Since the 2nd quarter of 2023, there has been renewed interest in contracting of new ships. The order book has increased 160% to reach 34.3m deadweight tonnes and now equals 7.4% of the trading fleet.
However, most of the ships contracted during this period will only be delivered in 2026 and beyond. Deliveries are therefore expected to remain relatively low during 2024 and 2025, reaching 2.6m and 6.2m deadweight tonnes respectively.
Suezmax ships make up more than 50% of the deadweight tonnes to be delivered during 2024 and 2025 and are therefore expected to see the fastest capacity growth: 4.5% during the two years. Aframax capacity is estimated to grow 2.8% during the two years and VLCC capacity should grow by 0.3%.
We believe that recycling activity will remain low during both 2024 and 2025 as market conditions should remain quite strong. We forecast recycling of 0.7m deadweight tonnes in 2024 and 0.8m deadweight tonnes in 2025.
The product tanker market has also seen renewed contracting interest since 2023 and the order book now equals 15.1% of the trading fleet’s capacity, up from 6.0% at the beginning of 2023.
Shipowners have been able to secure early delivery slots for many of the new product tanker orders and more than one third of the deadweight tonnes will be delivered during 2025, with deliveries climbing to 10.9m deadweight tonnes in 2025 from 4.0m in 2024.
Unlike the crude tanker fleet, the product tanker fleet will therefore already see increasing growth in 2025. We forecast capacity growth of 1.8% in 2024 and 4.7% in 2025.
Recycling is expected to increase slightly in 2025 but remain at a low level. We have forecasted recycling of 0.3m deadweight tonnes in 2024 and 0.6m in 2025.
LR2s are expected to make up more than 50% of the deadweight tonnes delivered during 2024 and 2025. This segment will therefore see the fastest capacity growth.
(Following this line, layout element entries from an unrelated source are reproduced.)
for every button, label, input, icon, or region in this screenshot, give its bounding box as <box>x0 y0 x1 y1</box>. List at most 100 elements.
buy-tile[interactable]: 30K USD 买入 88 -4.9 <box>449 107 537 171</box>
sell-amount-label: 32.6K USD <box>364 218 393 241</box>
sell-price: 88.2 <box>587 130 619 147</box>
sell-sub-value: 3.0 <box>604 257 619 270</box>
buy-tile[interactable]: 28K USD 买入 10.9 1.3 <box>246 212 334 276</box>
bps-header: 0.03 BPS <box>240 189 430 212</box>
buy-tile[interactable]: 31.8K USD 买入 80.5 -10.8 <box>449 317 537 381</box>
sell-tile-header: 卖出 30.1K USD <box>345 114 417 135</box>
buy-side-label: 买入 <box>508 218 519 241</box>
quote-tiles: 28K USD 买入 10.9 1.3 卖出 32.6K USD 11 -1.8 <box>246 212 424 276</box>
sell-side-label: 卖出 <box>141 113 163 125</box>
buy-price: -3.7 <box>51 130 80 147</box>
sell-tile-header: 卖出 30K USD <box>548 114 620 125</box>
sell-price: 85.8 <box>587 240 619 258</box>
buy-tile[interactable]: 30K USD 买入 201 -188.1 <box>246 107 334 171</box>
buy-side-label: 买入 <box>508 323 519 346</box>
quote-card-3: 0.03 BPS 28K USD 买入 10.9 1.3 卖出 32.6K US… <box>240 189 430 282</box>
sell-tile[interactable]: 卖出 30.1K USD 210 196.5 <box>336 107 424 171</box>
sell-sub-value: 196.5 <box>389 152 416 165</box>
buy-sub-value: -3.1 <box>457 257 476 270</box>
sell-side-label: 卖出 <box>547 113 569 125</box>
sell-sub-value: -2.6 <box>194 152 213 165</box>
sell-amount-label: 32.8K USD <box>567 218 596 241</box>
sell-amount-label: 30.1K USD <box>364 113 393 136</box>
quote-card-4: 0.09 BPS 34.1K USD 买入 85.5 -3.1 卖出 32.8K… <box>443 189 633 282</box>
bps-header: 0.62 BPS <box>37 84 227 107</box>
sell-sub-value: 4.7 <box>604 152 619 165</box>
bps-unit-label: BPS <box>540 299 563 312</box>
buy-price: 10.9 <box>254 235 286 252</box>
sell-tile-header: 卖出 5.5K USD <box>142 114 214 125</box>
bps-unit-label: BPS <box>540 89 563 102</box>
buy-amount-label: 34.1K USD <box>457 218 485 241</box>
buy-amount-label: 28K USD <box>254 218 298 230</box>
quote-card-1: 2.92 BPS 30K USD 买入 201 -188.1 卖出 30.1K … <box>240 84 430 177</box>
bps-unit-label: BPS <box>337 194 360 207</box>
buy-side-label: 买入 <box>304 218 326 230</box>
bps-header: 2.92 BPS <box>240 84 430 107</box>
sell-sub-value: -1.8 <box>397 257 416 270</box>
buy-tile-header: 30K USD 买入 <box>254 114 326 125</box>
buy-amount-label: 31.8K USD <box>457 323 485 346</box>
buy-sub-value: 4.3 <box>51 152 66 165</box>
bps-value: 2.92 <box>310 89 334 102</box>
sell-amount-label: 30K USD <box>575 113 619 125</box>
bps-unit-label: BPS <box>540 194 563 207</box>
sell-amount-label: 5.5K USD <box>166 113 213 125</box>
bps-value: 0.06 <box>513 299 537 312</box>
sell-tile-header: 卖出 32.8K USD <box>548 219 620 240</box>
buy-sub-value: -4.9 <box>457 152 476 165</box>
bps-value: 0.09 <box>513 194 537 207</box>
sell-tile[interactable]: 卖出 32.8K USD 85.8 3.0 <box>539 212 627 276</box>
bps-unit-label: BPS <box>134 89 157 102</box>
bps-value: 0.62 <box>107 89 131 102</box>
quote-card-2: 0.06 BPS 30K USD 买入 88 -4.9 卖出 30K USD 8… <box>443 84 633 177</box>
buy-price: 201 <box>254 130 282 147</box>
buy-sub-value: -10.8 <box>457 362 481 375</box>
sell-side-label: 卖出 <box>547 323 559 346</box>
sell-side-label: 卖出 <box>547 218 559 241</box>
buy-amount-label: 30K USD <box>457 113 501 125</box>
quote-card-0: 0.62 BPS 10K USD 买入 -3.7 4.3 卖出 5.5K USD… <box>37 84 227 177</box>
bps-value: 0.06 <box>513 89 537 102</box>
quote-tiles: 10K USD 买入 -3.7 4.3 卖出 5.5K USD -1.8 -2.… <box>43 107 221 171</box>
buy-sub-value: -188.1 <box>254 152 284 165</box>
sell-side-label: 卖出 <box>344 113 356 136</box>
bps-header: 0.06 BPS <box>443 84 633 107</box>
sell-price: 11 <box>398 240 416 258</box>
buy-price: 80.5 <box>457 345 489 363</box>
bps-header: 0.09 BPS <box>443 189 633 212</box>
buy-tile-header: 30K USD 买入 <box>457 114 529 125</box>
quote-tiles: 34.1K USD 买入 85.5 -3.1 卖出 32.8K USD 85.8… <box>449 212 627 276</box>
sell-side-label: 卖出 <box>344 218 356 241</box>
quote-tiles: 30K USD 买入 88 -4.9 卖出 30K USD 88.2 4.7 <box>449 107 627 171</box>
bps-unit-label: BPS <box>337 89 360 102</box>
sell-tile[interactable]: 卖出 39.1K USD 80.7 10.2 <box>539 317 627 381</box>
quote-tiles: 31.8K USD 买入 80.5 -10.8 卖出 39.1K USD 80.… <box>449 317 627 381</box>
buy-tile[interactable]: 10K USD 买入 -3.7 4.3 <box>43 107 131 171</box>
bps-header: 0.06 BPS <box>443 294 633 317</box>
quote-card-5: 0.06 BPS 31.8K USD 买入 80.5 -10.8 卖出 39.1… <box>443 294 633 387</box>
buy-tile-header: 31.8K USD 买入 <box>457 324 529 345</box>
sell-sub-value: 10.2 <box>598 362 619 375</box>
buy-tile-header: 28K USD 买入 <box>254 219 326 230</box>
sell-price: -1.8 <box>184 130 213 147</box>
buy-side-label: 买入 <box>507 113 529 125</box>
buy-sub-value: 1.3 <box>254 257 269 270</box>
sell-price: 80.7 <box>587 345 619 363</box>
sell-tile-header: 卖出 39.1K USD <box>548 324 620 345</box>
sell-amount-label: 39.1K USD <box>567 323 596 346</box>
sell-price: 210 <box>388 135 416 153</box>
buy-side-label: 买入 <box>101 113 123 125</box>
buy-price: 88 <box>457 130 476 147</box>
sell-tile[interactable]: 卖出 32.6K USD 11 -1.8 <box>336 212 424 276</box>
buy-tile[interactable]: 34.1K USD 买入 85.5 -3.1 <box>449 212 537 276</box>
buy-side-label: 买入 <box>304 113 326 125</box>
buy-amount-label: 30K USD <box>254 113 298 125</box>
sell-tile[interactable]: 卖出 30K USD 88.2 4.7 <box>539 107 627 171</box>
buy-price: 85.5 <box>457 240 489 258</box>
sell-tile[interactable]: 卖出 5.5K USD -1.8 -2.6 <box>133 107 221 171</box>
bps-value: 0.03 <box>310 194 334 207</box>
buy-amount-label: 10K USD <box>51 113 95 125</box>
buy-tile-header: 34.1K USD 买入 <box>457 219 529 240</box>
We predict that LR2 capacity will grow 14.2% between 2023 and 2025 and that MR and LR1 capacity will grow by 5.4% and 2.7% respectively. We expect no growth in the handysize segment, and capacity there may even reduce marginally.
Supply is expected to grow in line with fleet growth in 2024 whereas it may grow up to 1 percentage point slower than the fleet in 2025.
Average sailing speed has year to date only changed marginally compared to last year. Sailing speeds may increase during the rest of year as demand increases but we do not believe that it will have a significant impact on supply growth.
As we assume that ships may return to normal Suez Canal routings in 2025, average sailing distances will reduce and demand will grow less than cargo volumes. Therefore, sailing speeds could fall and reduce supply by up to 1 percentage point compared to fleet growth. For now, we have however decided not to include this effect in our prediction of supply growth.